For preteens and teens, watch and read the news with your child, debriefing about it as it happens. Still, limit the visual exposure in exchange for reading the paper together or listening to radio news sources. Choose sources that are more likely to offer extended details about an event rather than those which might merely repeat the eye-catching drama instead of the rest of the story. Avoid overexplaining, focusing on the parts of the story that would be relevant to your child, and allow your child to have his or her own opinions about the events, probing them to talk more about how they’ve come to certain conclusions rather than immediately correcting them. While your older child may not need as much physical comfort, he or she will take comfort in knowing that they have agency during challenging times.
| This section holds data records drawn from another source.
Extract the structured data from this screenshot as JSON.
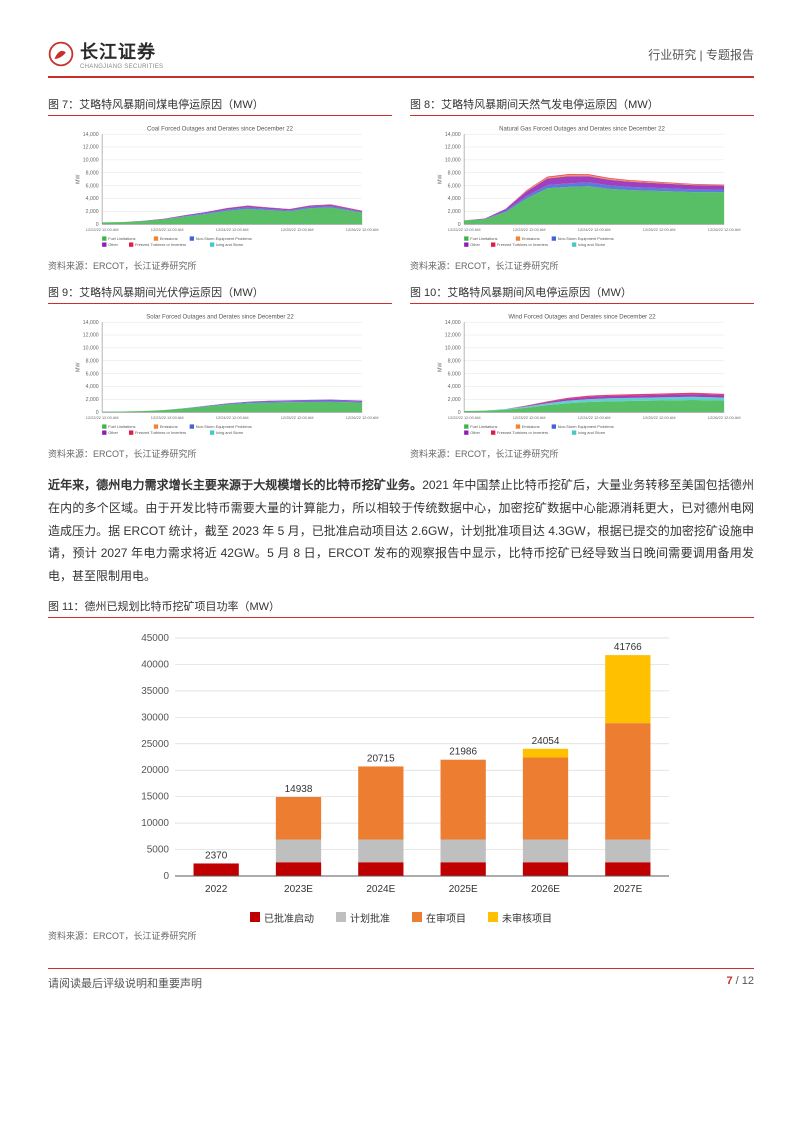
{
  "header": {
    "brand_cn": "长江证券",
    "brand_en": "CHANGJIANG SECURITIES",
    "right": "行业研究 | 专题报告"
  },
  "area_charts": {
    "axis_color": "#888888",
    "grid_color": "#e0e0e0",
    "bg_color": "#ffffff",
    "y_min": 0,
    "y_max": 14000,
    "y_ticks": [
      0,
      2000,
      4000,
      6000,
      8000,
      10000,
      12000,
      14000
    ],
    "x_labels": [
      "12/22/22 12:00 AM",
      "12/23/22 12:00 AM",
      "12/24/22 12:00 AM",
      "12/25/22 12:00 AM",
      "12/26/22 12:00 AM"
    ],
    "legend_items": [
      "Fuel Limitations",
      "Emissions",
      "Non-Storm Equipment Problems",
      "Other",
      "Freezed Turbines or Inverters",
      "Icing and Storm"
    ],
    "legend_colors": [
      "#3cb44b",
      "#f58231",
      "#4363d8",
      "#911eb4",
      "#e6194b",
      "#46c8c8"
    ],
    "x_samples": [
      0,
      0.08,
      0.16,
      0.24,
      0.32,
      0.4,
      0.48,
      0.56,
      0.64,
      0.72,
      0.8,
      0.88,
      1.0
    ],
    "figs": [
      {
        "title": "图 7：艾略特风暴期间煤电停运原因（MW）",
        "subtitle": "Coal Forced Outages and Derates since December 22",
        "src": "资料来源：ERCOT，长江证券研究所",
        "series": [
          {
            "color": "#3cb44b",
            "vals": [
              300,
              350,
              500,
              800,
              1200,
              1600,
              2100,
              2400,
              2200,
              2000,
              2500,
              2600,
              1800
            ]
          },
          {
            "color": "#4363d8",
            "vals": [
              0,
              0,
              0,
              0,
              100,
              150,
              200,
              250,
              200,
              180,
              200,
              220,
              150
            ]
          },
          {
            "color": "#911eb4",
            "vals": [
              0,
              0,
              50,
              80,
              120,
              150,
              180,
              200,
              180,
              160,
              180,
              200,
              120
            ]
          },
          {
            "color": "#e6194b",
            "vals": [
              0,
              0,
              0,
              0,
              0,
              0,
              40,
              60,
              50,
              40,
              50,
              60,
              40
            ]
          }
        ]
      },
      {
        "title": "图 8：艾略特风暴期间天然气发电停运原因（MW）",
        "subtitle": "Natural Gas Forced Outages and Derates since December 22",
        "src": "资料来源：ERCOT，长江证券研究所",
        "series": [
          {
            "color": "#3cb44b",
            "vals": [
              600,
              800,
              1900,
              4000,
              5600,
              5800,
              5900,
              5500,
              5300,
              5200,
              5100,
              5000,
              5000
            ]
          },
          {
            "color": "#4363d8",
            "vals": [
              0,
              0,
              200,
              400,
              500,
              550,
              600,
              550,
              500,
              480,
              450,
              420,
              400
            ]
          },
          {
            "color": "#911eb4",
            "vals": [
              0,
              100,
              300,
              700,
              1000,
              1100,
              950,
              850,
              800,
              750,
              700,
              650,
              600
            ]
          },
          {
            "color": "#f58231",
            "vals": [
              0,
              0,
              0,
              120,
              180,
              200,
              190,
              170,
              150,
              140,
              130,
              120,
              110
            ]
          },
          {
            "color": "#e6194b",
            "vals": [
              0,
              0,
              0,
              80,
              120,
              140,
              130,
              120,
              110,
              100,
              90,
              80,
              70
            ]
          }
        ]
      },
      {
        "title": "图 9：艾略特风暴期间光伏停运原因（MW）",
        "subtitle": "Solar Forced Outages and Derates since December 22",
        "src": "资料来源：ERCOT，长江证券研究所",
        "series": [
          {
            "color": "#3cb44b",
            "vals": [
              100,
              120,
              200,
              350,
              600,
              900,
              1200,
              1400,
              1500,
              1550,
              1600,
              1620,
              1500
            ]
          },
          {
            "color": "#4363d8",
            "vals": [
              0,
              0,
              0,
              0,
              50,
              80,
              120,
              150,
              170,
              180,
              190,
              200,
              180
            ]
          },
          {
            "color": "#911eb4",
            "vals": [
              0,
              0,
              0,
              0,
              0,
              30,
              60,
              90,
              110,
              120,
              130,
              140,
              120
            ]
          }
        ]
      },
      {
        "title": "图 10：艾略特风暴期间风电停运原因（MW）",
        "subtitle": "Wind Forced Outages and Derates since December 22",
        "src": "资料来源：ERCOT，长江证券研究所",
        "series": [
          {
            "color": "#3cb44b",
            "vals": [
              200,
              250,
              400,
              700,
              1100,
              1400,
              1600,
              1700,
              1750,
              1800,
              1850,
              1900,
              1800
            ]
          },
          {
            "color": "#46c8c8",
            "vals": [
              0,
              0,
              100,
              200,
              300,
              400,
              450,
              470,
              480,
              490,
              500,
              510,
              480
            ]
          },
          {
            "color": "#911eb4",
            "vals": [
              0,
              0,
              0,
              100,
              200,
              300,
              350,
              370,
              380,
              390,
              400,
              410,
              380
            ]
          },
          {
            "color": "#e6194b",
            "vals": [
              0,
              0,
              0,
              50,
              100,
              150,
              180,
              190,
              195,
              200,
              205,
              210,
              190
            ]
          }
        ]
      }
    ]
  },
  "paragraph": {
    "lead": "近年来，德州电力需求增长主要来源于大规模增长的比特币挖矿业务。",
    "body": "2021 年中国禁止比特币挖矿后，大量业务转移至美国包括德州在内的多个区域。由于开发比特币需要大量的计算能力，所以相较于传统数据中心，加密挖矿数据中心能源消耗更大，已对德州电网造成压力。据 ERCOT 统计，截至 2023 年 5 月，已批准启动项目达 2.6GW，计划批准项目达 4.3GW，根据已提交的加密挖矿设施申请，预计 2027 年电力需求将近 42GW。5 月 8 日，ERCOT 发布的观察报告中显示，比特币挖矿已经导致当日晚间需要调用备用发电，甚至限制用电。"
  },
  "bar": {
    "title": "图 11：德州已规划比特币挖矿项目功率（MW）",
    "src": "资料来源：ERCOT，长江证券研究所",
    "categories": [
      "2022",
      "2023E",
      "2024E",
      "2025E",
      "2026E",
      "2027E"
    ],
    "totals": [
      2370,
      14938,
      20715,
      21986,
      24054,
      41766
    ],
    "series": [
      {
        "name": "已批准启动",
        "color": "#c00000",
        "vals": [
          2370,
          2600,
          2600,
          2600,
          2600,
          2600
        ]
      },
      {
        "name": "计划批准",
        "color": "#bfbfbf",
        "vals": [
          0,
          4300,
          4300,
          4300,
          4300,
          4300
        ]
      },
      {
        "name": "在审项目",
        "color": "#ed7d31",
        "vals": [
          0,
          8038,
          13815,
          15086,
          15500,
          22000
        ]
      },
      {
        "name": "未审核项目",
        "color": "#ffc000",
        "vals": [
          0,
          0,
          0,
          0,
          1654,
          12866
        ]
      }
    ],
    "y_min": 0,
    "y_max": 45000,
    "y_step": 5000,
    "bar_width": 0.55,
    "bg_color": "#ffffff",
    "grid_color": "#d9d9d9",
    "axis_color": "#595959",
    "label_fontsize": 10
  },
  "footer": {
    "left": "请阅读最后评级说明和重要声明",
    "page": "7",
    "total": "12",
    "sep": " / "
  }
}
Ask them if they’d like to get involved to offer some comfort to others or to increase their civic engagement. Assure them that they are safe, but also allow them to take action to make things better.
As our ever-intensifying news cycles continue to get louder, busier and more intrusive, it falls to us as parents and teachers to counteract the impact for our children. Model a calm thoughtful response to the news, measuring your own emotional reaction and thinking about the kids of questions your children may have. Be alert to changes in their behavior and take seriously the questions they ask you, even if they seem far-fetched. While we, as adults, may have decades of experience learning temper our reactions to bad news, children are learning about the world for the first time, and the events that draw our attention beyond our homes teach them about whether the world is a safe place in which they can thrive. You are both gatekeeper and translator to those events. While you may not be able to change them on a national scale, you can model in your own home how to make sense of them in a way that leaves your child with the motivation to get or stay involved in making them better.